NFS.MaxQueueDepth is set at 64 currently.
The APD events only occur on controller failover and not during normal operations.
Has anyone experienced this on controller fail overs, and has anyone had success with eliminating APD events by dropping the NFS.MaxQueueDepth to 32 or less ?
Which version of ONTAP?
7 or C?
and which model?
Have you applied the settings from the VSC and rebooted the hosts?
How are the switchports configured?
Sounds like you're reading vmware kb 2016122.
Hey Sean - Clustered Ontap 8.3.2P5 Model AFF 8060, VSC setting have been applied. Yes VSC settings have been applied and hosts rebooted.
Switches are 5k's VPC port channel for NFS ifgrp on the AFF's. 1 port from each netapp port channel to 5k switch 1 and 2 - MTU 9000 throughout.

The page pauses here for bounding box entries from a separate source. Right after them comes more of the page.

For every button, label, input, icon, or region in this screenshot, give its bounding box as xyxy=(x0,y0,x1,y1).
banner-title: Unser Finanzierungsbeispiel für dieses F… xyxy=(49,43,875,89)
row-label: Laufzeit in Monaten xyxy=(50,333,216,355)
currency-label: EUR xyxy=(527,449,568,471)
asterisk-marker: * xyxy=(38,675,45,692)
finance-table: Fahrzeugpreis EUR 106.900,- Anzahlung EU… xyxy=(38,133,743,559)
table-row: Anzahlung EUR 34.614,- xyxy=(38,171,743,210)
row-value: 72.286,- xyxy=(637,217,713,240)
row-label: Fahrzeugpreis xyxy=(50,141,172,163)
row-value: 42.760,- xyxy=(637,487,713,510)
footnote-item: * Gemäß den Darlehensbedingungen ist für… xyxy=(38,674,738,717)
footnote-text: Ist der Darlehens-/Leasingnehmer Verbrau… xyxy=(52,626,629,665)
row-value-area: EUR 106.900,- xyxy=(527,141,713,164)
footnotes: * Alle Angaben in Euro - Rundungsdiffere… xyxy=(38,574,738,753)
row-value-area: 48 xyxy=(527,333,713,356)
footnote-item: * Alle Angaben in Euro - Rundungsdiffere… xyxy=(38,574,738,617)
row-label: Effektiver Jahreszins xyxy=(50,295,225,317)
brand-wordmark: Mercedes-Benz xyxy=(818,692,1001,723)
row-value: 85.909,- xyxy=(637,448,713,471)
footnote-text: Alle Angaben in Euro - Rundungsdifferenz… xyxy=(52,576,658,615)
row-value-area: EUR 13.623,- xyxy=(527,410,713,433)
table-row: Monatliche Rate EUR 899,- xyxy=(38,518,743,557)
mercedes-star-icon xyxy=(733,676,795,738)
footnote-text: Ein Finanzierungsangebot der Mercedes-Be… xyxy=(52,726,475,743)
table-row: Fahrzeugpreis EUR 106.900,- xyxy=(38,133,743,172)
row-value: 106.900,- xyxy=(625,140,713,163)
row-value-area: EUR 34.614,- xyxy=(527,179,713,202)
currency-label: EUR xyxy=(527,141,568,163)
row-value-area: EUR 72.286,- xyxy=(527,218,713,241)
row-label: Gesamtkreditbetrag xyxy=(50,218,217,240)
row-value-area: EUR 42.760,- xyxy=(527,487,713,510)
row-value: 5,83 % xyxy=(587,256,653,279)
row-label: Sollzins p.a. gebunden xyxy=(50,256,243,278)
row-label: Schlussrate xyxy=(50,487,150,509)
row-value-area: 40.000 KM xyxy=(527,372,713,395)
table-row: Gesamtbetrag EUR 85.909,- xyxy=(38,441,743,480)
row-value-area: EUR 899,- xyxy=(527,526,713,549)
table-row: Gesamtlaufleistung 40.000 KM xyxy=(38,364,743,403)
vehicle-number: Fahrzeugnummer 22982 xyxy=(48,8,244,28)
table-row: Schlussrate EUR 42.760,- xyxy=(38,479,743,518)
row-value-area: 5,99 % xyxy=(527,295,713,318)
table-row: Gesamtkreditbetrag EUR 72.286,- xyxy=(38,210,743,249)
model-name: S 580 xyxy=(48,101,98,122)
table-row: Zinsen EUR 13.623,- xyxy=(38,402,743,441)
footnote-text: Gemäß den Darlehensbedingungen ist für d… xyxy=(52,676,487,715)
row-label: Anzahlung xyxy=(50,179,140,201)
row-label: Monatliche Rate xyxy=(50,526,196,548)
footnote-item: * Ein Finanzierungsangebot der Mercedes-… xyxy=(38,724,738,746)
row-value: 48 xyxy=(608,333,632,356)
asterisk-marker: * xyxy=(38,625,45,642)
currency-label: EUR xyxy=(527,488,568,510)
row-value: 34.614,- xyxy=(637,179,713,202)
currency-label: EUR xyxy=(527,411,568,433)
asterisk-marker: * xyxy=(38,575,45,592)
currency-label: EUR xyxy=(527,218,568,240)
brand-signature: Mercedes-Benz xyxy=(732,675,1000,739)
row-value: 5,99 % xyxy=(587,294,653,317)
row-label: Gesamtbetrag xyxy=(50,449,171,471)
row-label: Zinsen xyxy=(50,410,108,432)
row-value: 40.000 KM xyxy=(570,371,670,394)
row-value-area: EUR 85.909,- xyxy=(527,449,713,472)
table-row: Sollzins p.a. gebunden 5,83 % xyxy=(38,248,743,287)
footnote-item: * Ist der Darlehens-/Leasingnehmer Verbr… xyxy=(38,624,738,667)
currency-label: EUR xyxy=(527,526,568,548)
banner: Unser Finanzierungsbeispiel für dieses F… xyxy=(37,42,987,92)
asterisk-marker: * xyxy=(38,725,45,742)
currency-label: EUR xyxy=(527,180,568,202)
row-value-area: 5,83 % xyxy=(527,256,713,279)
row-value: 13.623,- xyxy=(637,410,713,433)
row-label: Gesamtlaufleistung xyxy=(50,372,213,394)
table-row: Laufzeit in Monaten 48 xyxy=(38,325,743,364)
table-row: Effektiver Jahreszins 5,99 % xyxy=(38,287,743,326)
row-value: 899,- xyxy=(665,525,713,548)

I have read that article but that article seems to of been written if you are experiencing random APD's through a normal day.
I have a support ticket open with VMware - who have suggested the drop in MaxQueueDepth to 32 based on what the storage vendor says.
I also have a ticket with Netapp which has not gotten very far
That article does seem like a red herring in your situation.
Does it also happen during a lif migrate across nodes? or is it just at failover?
It sounds like you've got support of the vendors on the ends engaged, just don't overlook the network in-between; flow control, portfast/spanning tree port type edge trunk, mtu 9216, etc.
Don't see any APD's during a lif migrate operation
Network components look all good
We have found in the logs that during the failover the NFS service is taking about 5 seconds to startup on the active node. We are going to drop the MaxQueueDepth to 32 on an ESXi host and test failover again.
Does that SVM have an NFS lif on that node in a non-failover state?
I also had the same - tickets open with Netapp and VMware
Basically it came down to the failover time between controllers. Sometimes the failover time was quick (in this case we didn't experience any APD) in other times it was slightly slower (depending on how busy the controller was at the time) which led to an APD. Basically there is was no guarantee that the failover was going to occur faster or slower at the time. Really depends or comes down to how busy the controller is. You can see the failover times for individual protocols in ::> event log show -event *nfs* (after failover)
Out of interest what controllers are you running, and what's their utilization like ?
Running AFF8040 9.1P2
Very low utilization currently. Just got everything stood up, issue presented during some failover testing prior to production use. Typically seeing peaks of <10MBps throughput and <10k IOPS.